Eviction Is Last Resort
If you discover that a tenant is causing an unsafe façade condition that could result in a DOB violation, you can seek the tenant's eviction as a last resort, says Nahins. Most leases bar this type of tenant-caused façade condition, he says. Also, if tenant-caused conditions lead to violations being issued against you by a city agency, you could seek the tenant's eviction for this reason.

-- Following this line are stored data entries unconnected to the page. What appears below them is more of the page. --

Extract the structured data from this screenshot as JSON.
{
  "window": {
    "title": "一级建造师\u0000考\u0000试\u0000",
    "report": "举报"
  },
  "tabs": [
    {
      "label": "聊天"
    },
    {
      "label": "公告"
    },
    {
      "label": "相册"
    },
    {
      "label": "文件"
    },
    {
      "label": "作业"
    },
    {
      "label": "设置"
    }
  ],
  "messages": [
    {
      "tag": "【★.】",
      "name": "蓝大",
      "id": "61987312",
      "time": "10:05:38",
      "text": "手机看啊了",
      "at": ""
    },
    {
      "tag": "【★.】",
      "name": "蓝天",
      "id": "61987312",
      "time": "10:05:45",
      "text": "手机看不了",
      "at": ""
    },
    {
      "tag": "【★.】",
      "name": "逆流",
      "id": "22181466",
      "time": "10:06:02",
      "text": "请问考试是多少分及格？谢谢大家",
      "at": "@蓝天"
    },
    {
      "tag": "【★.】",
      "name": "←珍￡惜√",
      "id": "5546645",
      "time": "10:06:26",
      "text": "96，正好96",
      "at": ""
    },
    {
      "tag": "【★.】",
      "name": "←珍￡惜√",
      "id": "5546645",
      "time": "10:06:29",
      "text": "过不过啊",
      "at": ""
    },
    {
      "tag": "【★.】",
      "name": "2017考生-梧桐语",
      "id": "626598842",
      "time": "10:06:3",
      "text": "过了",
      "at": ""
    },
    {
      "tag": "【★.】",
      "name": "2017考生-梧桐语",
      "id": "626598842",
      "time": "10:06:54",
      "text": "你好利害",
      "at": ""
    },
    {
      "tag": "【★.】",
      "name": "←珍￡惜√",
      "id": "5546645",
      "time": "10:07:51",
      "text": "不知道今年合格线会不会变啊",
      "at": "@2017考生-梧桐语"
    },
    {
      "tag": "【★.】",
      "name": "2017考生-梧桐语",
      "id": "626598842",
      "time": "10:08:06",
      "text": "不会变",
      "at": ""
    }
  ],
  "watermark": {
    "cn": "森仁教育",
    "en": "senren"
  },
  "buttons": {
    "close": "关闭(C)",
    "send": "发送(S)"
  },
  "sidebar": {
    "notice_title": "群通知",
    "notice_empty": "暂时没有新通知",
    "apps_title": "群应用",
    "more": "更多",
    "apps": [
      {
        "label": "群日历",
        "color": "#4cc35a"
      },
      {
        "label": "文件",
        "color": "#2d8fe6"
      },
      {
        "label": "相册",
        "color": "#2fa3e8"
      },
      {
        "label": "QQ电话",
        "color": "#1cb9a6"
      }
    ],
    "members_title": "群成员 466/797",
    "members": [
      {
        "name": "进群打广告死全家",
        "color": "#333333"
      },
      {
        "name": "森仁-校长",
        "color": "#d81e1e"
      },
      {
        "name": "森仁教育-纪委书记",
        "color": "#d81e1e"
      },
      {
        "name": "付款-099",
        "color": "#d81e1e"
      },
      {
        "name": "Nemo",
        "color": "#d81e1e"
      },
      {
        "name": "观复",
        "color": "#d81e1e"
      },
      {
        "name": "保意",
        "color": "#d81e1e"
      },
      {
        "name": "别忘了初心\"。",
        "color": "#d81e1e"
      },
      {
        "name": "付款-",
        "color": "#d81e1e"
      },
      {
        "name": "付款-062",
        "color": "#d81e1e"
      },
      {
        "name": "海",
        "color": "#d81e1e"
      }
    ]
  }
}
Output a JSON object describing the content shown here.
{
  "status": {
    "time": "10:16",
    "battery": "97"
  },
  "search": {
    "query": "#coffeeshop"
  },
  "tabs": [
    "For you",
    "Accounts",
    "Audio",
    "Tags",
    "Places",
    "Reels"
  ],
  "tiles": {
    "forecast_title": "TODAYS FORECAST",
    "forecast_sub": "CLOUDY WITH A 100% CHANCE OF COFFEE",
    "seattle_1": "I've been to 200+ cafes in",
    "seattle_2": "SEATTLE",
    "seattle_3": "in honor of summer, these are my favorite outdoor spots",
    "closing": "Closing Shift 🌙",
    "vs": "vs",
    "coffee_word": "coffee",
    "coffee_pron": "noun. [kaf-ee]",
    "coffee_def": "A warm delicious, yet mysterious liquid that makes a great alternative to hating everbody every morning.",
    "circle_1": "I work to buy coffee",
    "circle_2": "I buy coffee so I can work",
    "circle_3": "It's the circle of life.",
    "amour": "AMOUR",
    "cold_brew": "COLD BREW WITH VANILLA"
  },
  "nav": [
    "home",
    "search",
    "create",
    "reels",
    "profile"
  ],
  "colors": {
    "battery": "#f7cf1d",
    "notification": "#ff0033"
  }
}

But before you spend the time and money suing to evict a tenant, try to get the tenant to voluntarily remove the unsafe façade condition. Here's what to do.
Get Tenant's Compliance
Take the following four steps to get the tenant to comply:
Step #1: Check lease. Causing an unsafe façade condition violates a common lease clause that bars the tenant from attaching items to the windowsills or exterior walls of the apartment. Also, most leases have clauses requiring the tenant to get your permission to install an air conditioner. Your lease may bar the tenant from changing the air conditioner without the owner's permission or may bar the tenant from installing an air conditioner without the owner's consent. Therefore, you can deny your consent to an air conditioner installation, or grant it on the condition that the air conditioner is properly installed (for example, by requiring the tenant to hire a professional to install it).
If your lease has a clause like this and the tenant has improperly installed an air conditioner without your consent, you can ask the tenant to remove it or to hire a professional to install it.
Step #2: Give oral warning. Ask the tenant to remove the unsafe façade condition. If the tenant has improperly installed an air conditioner, have the tenant hire a professional to properly install it.
Step #3: Send polite letter. If, despite your oral warning, the tenant refuses to correct the unsafe façade condition, send the tenant a polite but firm letter asking him once again to do so. We've provided two Model Letters: Get Tenants to Remove Unsafe Façade Condition, that you can adapt to your situation.
Step #4: Send “get-tough” letter. What if your polite letter doesn't work? You'll have to get tough. Send a second, more forceful letter. This letter reiterates the points made in the polite letter more emphatically, threatens eviction, and warns the tenant that he may be liable for any damage or injury caused by the unsafe condition. This is important, says Nahins, so the tenant understands that he too may be the subject of a lawsuit by an injured person.
Be prepared to follow through quickly on your eviction threat if the tenant doesn't remove the unsafe condition. If someone does get injured and sues you, a court may rule that you're liable, since you knew about the condition and didn't take quick action against it.